SINGAPORE - Singapore Democratic Party (SDP) chief Chee Soon Juan on Tuesday (Sept 8) repeated his call for Singapore's sovereign wealth fund GIC and investment company Temasek Holdings to "open up their books".
Dr Chee, who is contesting Holland-Bulit Timah GRC at the Sept 11 polls, had first raised the issue at a lunchtime rally on Monday, hitting out at decisions by GIC and Temasek to invest in Citigroup, UBS, Merrill Lynch and Barclays during the 2008 global financial crisis.
He said the move then had resulted in both GIC and Temasek recording significant losses of several billions in investments.
Speaking at a walkabout on Tuesday with his four-member GRC team, Dr Chee again questioned why GIC and Temasek had taken the decisions to make the investments. He added that it was only through "a stroke of good fortune" that they were able to recover from the investments as they had benefitted from a decision by the United States government at the time to launch a bank bailout to stem the impact of the financial crisis.
"Why despite all the warnings coming out, why did (Temasek and GIC) invest in Barclays, Citigroup, UBS and Merrill Lynch? They've said that they've bounced back... but that was not because of anything that they did," he said.
Dr Chee wants both Temasek and GIC to "open up its books", claiming that the amount that Temasek said it "makes in its returns and the amount in its books just don't match at all".
"When you say you make so much money, open up your books for experts to come in and inspect. This is not a private company we're taking about... This is a public corporation owned by Singaporeans.
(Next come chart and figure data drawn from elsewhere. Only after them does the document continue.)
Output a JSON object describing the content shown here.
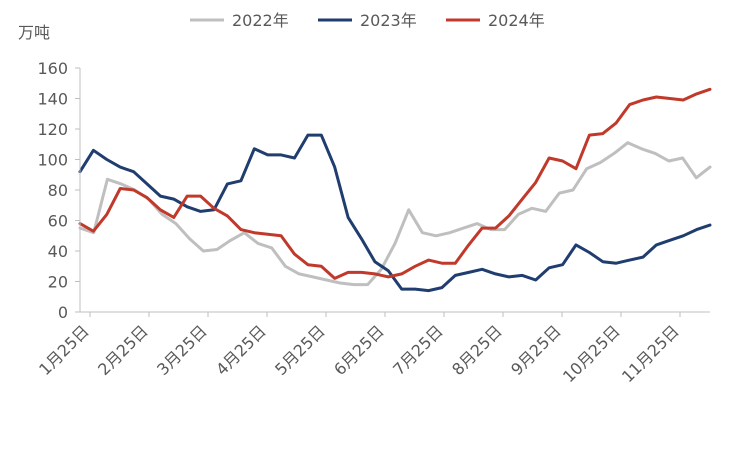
{
  "chart_data": {
    "type": "line",
    "unit": "万吨",
    "ylim": [
      0,
      160
    ],
    "yticks": [
      0,
      20,
      40,
      60,
      80,
      100,
      120,
      140,
      160
    ],
    "grid": false,
    "legend_position": "top-center",
    "x_labels": [
      "1月25日",
      "2月25日",
      "3月25日",
      "4月25日",
      "5月25日",
      "6月25日",
      "7月25日",
      "8月25日",
      "9月25日",
      "10月25日",
      "11月25日"
    ],
    "series": [
      {
        "name": "2022年",
        "color": "#bfbfbf",
        "values": [
          55,
          52,
          87,
          84,
          80,
          74,
          64,
          58,
          48,
          40,
          41,
          47,
          52,
          45,
          42,
          30,
          25,
          23,
          21,
          19,
          18,
          18,
          28,
          45,
          67,
          52,
          50,
          52,
          55,
          58,
          54,
          54,
          64,
          68,
          66,
          78,
          80,
          94,
          98,
          104,
          111,
          107,
          104,
          99,
          101,
          88,
          95
        ]
      },
      {
        "name": "2023年",
        "color": "#1f3d6e",
        "values": [
          92,
          106,
          100,
          95,
          92,
          84,
          76,
          74,
          69,
          66,
          67,
          84,
          86,
          107,
          103,
          103,
          101,
          116,
          116,
          95,
          62,
          48,
          33,
          27,
          15,
          15,
          14,
          16,
          24,
          26,
          28,
          25,
          23,
          24,
          21,
          29,
          31,
          44,
          39,
          33,
          32,
          34,
          36,
          44,
          47,
          50,
          54,
          57
        ]
      },
      {
        "name": "2024年",
        "color": "#c0392b",
        "values": [
          58,
          53,
          64,
          81,
          80,
          75,
          67,
          62,
          76,
          76,
          68,
          63,
          54,
          52,
          51,
          50,
          38,
          31,
          30,
          22,
          26,
          26,
          25,
          23,
          25,
          30,
          34,
          32,
          32,
          44,
          55,
          55,
          63,
          74,
          85,
          101,
          99,
          94,
          116,
          117,
          124,
          136,
          139,
          141,
          140,
          139,
          143,
          146
        ]
      }
    ]
  }
}
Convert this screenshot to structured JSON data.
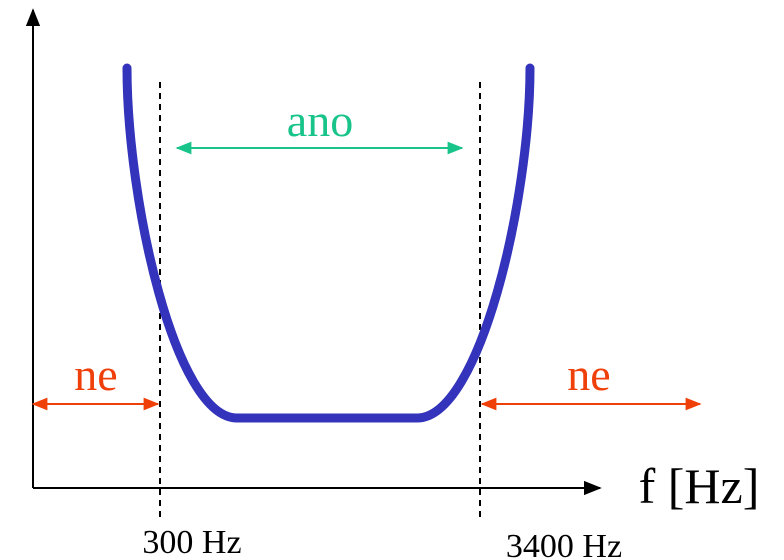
{
  "axis": {
    "x_label": "f [Hz]"
  },
  "markers": {
    "low_label": "300 Hz",
    "high_label": "3400 Hz"
  },
  "regions": {
    "pass_label": "ano",
    "stop_left_label": "ne",
    "stop_right_label": "ne"
  },
  "colors": {
    "curve": "#3333bb",
    "pass_arrow": "#19c48a",
    "stop_arrow": "#f0400a",
    "axis": "#000000"
  }
}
If we are all going to be shareholders, then we have every right to know whether what they're telling us is accurate or not," he said.
The Finance Ministry has repeatedly said that the Government plays no role in decisions on individual investments made by GIC and Temasek.
However, Temasek chief executive Ho Ching had on Monday put up a statement on Facebook explaining how the state investment company manages its reserves and allocates a portion of its earnings and returns on investments.
She had written that some of Singapore's reserves are set aside for the future, while a portion of the earnings and returns generated are spent on the present generation. This, she said, was a way of ensuring fair sharing between generations and has helped Singapore maintain its position among the world's few triple-A credit rated countries.
Writing in another post on Tuesday, Ms Ho also explained how sovereign wealth funds worked. In the post, she also elaborated on Net Investment Income (NII) contributions.
"Put simply NII is Net Investment Income - this includes actual dividends received, such as from Temasek, and also interest and dividends received by Singov from investing its reserves through GIC in bonds, shares and other opportunities. This is real cashflow into the government kitty," she wrote.
Meanwhile, Dr Chee's Holland-Bukit Timah GRC teammate Paul Tambyah, who was also canvassing for votes with Dr Chee on Tuesday, clarified remarks he made at Monday's lunchtime rally where he said that there were many in the opposition parties who believed that Deputy Prime Minister Tharman Shanmugaratnam would make a good Prime Minister.
He said that many of them also hoped that Mr Tharman would have a falling out with Prime Minister Lee Hsien Loong and move to lead a grand coalition of opposition parties.
"There was no intention to sow discord... That was actually a fantasy on the part of the opposition parties," he said. "Everyone thinks that if we get DPM Tharman, then everything will change for the opposition but of course the chances of that happening are slim to none."